On a screen in Kirkland, Washington, Steve Yegge, an old hand in software engineering, watches as AI churns out code like a machine on steroids. He’s juggling multiple projects, but really, he’s just burning money on AI-generated text. Here’s what this really means: the tech industry’s shiny new toy is showing off, but it’s not the first time we’ve seen this circus.
Learning to code used to be the golden ticket to a solid career in tech. Now, with AI models from the likes of OpenAI, Anthropic, and Google, that ticket might be losing its luster. Social media is buzzing with talk of companies cutting down their developer teams or even considering getting rid of them completely.
When ChatGPT showed up in late 2022, it was a modest step forward, helping to speed up software development. Fast forward, and AI’s now dabbling in building entire apps and websites. Andrej Karpathy calls it “vibe coding”—a fancy way of saying you prompt AI with text and hope for the best.
Developers are getting jittery, fearing an AI takeover that could spell disaster for their jobs. Dario Amodei, CEO of Anthropic, predicts AI will be writing most of the code soon. But let’s not get carried away. The reality check here is that while AI is impressive, it’s got a long way to go before it can reliably replace human coders. Until then, we might just end up with a mess of buggy, hackable code and a shortage of developers who actually know what they’re doing.
David Autor from MIT warns that while some tech jobs might get automated, advanced software engineering is a tougher nut to crack. The demand for software could swell like the taxi industry did with Uber, but it won’t necessarily mean better pay for everyone.

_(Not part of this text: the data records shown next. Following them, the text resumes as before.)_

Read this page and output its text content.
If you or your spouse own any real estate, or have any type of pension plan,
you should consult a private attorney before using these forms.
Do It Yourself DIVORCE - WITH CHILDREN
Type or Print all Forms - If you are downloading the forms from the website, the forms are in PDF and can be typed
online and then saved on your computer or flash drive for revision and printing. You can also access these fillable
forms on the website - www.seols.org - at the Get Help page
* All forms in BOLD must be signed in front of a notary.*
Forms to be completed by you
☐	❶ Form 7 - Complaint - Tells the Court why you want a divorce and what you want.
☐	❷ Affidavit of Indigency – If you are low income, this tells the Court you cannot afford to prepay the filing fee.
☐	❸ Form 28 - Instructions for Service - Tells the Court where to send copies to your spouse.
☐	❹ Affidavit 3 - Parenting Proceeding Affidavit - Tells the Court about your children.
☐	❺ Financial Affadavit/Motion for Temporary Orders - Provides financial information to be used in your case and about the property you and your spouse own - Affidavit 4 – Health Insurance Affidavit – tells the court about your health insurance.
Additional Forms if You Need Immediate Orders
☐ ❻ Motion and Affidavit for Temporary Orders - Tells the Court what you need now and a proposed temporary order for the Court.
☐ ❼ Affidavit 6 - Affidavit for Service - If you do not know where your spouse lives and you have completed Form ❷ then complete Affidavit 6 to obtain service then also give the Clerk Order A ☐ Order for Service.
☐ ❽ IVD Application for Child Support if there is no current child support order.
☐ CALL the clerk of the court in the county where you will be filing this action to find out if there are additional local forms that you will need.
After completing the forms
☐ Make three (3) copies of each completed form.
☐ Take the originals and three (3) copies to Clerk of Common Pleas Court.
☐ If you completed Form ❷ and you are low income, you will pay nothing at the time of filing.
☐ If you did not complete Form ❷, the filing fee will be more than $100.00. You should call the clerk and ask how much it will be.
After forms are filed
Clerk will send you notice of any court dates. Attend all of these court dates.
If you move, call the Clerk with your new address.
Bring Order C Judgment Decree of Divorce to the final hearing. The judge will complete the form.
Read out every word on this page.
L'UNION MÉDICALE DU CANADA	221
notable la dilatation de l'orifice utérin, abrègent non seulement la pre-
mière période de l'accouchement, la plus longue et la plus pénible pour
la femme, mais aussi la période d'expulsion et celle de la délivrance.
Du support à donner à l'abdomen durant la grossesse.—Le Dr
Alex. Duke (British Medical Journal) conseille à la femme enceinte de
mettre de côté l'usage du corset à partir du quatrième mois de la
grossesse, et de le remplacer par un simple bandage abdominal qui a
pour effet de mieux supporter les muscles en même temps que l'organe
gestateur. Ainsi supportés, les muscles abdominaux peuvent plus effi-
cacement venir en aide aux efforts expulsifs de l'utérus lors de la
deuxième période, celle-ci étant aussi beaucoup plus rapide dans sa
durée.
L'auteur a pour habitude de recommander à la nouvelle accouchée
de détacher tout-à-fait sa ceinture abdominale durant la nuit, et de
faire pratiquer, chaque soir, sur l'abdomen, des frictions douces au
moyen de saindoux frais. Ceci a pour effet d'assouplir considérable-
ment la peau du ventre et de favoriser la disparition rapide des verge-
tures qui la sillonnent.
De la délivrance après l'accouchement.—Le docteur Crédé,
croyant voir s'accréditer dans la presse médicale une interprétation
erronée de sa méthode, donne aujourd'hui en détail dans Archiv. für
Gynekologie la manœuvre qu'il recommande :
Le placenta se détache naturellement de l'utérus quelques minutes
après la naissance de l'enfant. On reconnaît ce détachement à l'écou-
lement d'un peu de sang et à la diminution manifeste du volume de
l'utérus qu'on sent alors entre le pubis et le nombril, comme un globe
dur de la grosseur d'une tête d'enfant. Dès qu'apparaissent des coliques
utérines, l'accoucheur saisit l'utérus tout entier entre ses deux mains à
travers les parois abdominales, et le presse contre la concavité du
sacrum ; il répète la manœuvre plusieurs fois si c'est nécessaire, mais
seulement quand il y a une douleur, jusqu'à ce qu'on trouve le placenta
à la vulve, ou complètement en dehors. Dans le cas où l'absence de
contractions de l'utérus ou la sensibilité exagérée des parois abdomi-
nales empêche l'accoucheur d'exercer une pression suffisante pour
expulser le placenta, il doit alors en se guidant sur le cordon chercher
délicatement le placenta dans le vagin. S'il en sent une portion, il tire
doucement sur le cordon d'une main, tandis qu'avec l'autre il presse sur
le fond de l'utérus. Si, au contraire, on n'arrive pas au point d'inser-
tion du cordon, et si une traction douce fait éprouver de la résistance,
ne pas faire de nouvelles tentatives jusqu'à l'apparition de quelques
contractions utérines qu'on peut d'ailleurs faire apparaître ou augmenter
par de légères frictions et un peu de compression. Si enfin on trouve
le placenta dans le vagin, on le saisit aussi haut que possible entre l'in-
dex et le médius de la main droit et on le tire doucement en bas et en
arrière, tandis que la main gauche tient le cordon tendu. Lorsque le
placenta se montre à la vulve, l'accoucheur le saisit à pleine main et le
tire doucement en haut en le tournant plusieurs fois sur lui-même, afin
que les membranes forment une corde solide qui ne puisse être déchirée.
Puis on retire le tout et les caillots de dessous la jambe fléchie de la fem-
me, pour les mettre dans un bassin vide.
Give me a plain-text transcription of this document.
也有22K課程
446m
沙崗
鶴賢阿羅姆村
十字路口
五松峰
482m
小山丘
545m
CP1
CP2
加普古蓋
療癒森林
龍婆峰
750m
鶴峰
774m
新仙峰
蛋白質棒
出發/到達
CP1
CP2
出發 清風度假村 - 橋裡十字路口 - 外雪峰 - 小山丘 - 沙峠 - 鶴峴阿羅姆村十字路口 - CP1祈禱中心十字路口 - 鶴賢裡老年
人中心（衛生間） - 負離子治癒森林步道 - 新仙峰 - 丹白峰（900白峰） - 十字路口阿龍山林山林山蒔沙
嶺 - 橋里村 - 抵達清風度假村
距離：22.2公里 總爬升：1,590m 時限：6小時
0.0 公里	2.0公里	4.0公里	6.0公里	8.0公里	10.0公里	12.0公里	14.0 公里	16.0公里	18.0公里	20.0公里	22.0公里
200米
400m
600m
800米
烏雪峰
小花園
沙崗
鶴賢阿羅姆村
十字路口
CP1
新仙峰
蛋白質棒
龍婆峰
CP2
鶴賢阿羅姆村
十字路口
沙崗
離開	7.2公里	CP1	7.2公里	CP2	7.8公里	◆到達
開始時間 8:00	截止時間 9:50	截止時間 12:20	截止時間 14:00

Yegge, once skeptical about AI’s role in coding, now believes it’s the future. He’s even writing a book about it. But here’s the rub: for every coder jumping on the AI bandwagon, there’s another who’s wary of its unpredictable output. AI can do some dazzling things, but it’s not great at specifics. It’s like handing a toddler a hammer and hoping they’ll build a cabinet.
Some see AI as just another step in the evolution of coding, like moving from assembly language to Python. AI could make programming more accessible, but it’s not going to replace the need for solid coding skills anytime soon.
The vibe-coding craze highlights a key point: knowing how to code is still crucial. AI might produce some impressive results, but it’s also prone to producing disasters. It’s not just about writing lots of code; it’s about understanding the bigger picture and ensuring everything works seamlessly.
Christine Yen from Honeycomb points out that AI is far from reliable for critical projects. It might boost productivity for simple tasks, but when it comes to sensitive systems, AI just isn’t up to scratch yet. The real challenge in software development isn’t cranking out code—it’s about judgment, guidance, and direction.
We’re not seeing less demand for developers, just less demand for mediocre ones. Companies might need fewer coders, but they’ll still need the sharp ones. Learning to code remains a valuable skill, much like learning math—it’s about getting the most out of computers.
Yegge and Kim, seasoned coders, suggest that developers can adapt to this AI wave. They recommend strategies like modular code bases and constant testing. Using AI to write software is becoming its own art form—one that requires careful handling to avoid costly mistakes.